- The Washington Times - Thursday, April 7, 2022

Congress on Thursday gave final approval to a suspension of normal trade relations with Moscow, giving President Biden broader leeway to slap tariffs on Russian products and further weaken Russia’s economy as punishment for invading Ukraine.

The bill revokes Russia’s permanent normal trade relations (PNTR) status. It is part of broad trade restrictions imposed in coordination with the European Union and Group of Seven countries.

“Today, the Congress took strong action to hold Russia accountable for its unprovoked, premeditated war against Ukraine,” House Speaker Nancy Pelosi, California Democrat, said on Twitter.  “By again voting to ban the import of Russian oil and suspend normal trade relations, the House is sending to [President Biden’s] desk additional action to isolate Russia.”

The measure had hit a snag in the Senate last month over a Republican push to combine the trade bill with a separate House-passed measure to codify Mr. Biden’s ban on Russian oil. Earlier Thursday, the Senate passed the two bills separately, sending the new versions to the House for final passage.

“No nation whose military is committing war crimes deserves free trade status with the United States,” Senate Majority Leader Charles E. Schumer, New York Democrat, said moments before the vote.

The Senate’s final vote was also tied up by objections from Sen. Rand Paul, Kentucky Republican, over language in the bill that he said gives the president overly broad sanctions authority under the Global Magnitsky Act.

The Magnitsky Act is a law passed in 2016 to crack down on human-rights abuses.

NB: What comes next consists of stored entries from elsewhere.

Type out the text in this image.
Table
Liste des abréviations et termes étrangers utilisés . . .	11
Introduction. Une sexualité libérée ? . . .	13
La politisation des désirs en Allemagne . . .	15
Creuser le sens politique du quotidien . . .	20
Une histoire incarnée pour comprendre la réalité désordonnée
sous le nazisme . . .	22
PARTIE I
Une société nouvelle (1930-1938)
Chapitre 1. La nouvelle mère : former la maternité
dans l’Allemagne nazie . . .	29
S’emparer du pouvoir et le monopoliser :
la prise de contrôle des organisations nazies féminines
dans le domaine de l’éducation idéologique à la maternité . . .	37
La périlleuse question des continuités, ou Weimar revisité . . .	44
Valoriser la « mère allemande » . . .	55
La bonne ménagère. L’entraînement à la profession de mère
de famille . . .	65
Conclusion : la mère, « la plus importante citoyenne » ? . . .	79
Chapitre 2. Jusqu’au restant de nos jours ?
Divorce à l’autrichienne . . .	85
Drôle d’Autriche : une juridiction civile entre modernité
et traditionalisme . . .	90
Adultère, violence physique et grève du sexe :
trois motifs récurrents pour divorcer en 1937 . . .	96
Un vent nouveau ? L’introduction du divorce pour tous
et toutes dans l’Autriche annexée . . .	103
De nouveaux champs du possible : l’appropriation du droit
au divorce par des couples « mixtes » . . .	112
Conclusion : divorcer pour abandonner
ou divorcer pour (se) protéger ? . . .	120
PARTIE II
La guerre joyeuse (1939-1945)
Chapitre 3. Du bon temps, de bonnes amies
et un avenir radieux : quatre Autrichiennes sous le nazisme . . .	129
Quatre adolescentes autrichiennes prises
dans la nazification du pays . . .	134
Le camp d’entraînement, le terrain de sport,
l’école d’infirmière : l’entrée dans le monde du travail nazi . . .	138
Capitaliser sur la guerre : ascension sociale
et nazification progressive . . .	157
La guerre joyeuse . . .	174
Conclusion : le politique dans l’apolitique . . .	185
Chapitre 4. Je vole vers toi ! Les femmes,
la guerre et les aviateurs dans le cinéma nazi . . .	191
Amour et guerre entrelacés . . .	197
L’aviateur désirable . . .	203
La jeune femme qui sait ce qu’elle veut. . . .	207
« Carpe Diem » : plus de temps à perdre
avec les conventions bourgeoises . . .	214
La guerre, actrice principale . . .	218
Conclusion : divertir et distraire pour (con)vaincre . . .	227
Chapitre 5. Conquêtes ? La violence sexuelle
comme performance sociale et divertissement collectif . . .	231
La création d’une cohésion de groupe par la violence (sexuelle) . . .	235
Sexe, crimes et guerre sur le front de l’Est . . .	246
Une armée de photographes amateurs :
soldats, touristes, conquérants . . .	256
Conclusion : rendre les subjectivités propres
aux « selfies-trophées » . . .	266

The House passed both bills by overwhelming margins. The oil ban passed 413-9 and the trade bill passed 420-3.

The U.S. previously took steps to ban Russian energy imports, including oil and liquified natural gas, along with other goods such as seafood and alcohol. The suspension of PNTR promises to tighten the squeeze on the Russian economy, even though the U.S. is not a major destination for Russian goods.

On Wednesday, Mr. Biden announced a new round of financial sanctions against Russia that targeted the adult children of Russian President Vladimir Putin. 

The new sanctions were levied after evidence of Russian war crimes surfaced in Bucha, near Ukraine’s capital Kyiv.

More than 600 Russian individuals and businesses have been hit with sanctions since the war began, the White House said.

The measure targeting Russia’s trade relations status would slap increased tariffs on Russian goods ranging from enriched uranium to crabs.

According to U.S. trade data, Russian imports accounted for approximately 1% of imported foreign goods in 2021. Still, certain U.S. industries could be heavily impacted.

“For example, in 2021, certain titanium products (used by the aerospace industry) accounted for roughly 53% of total U.S. imports of similar products,” a Congressional Research Services report said. “Without PNTR, the duty rate for these products would increase from 15% to 45%. Based on the 2021 dutiable value of those products, U.S. importers would pay an additional $32.4 million in duties.”

• This story is based in part on wire service reports.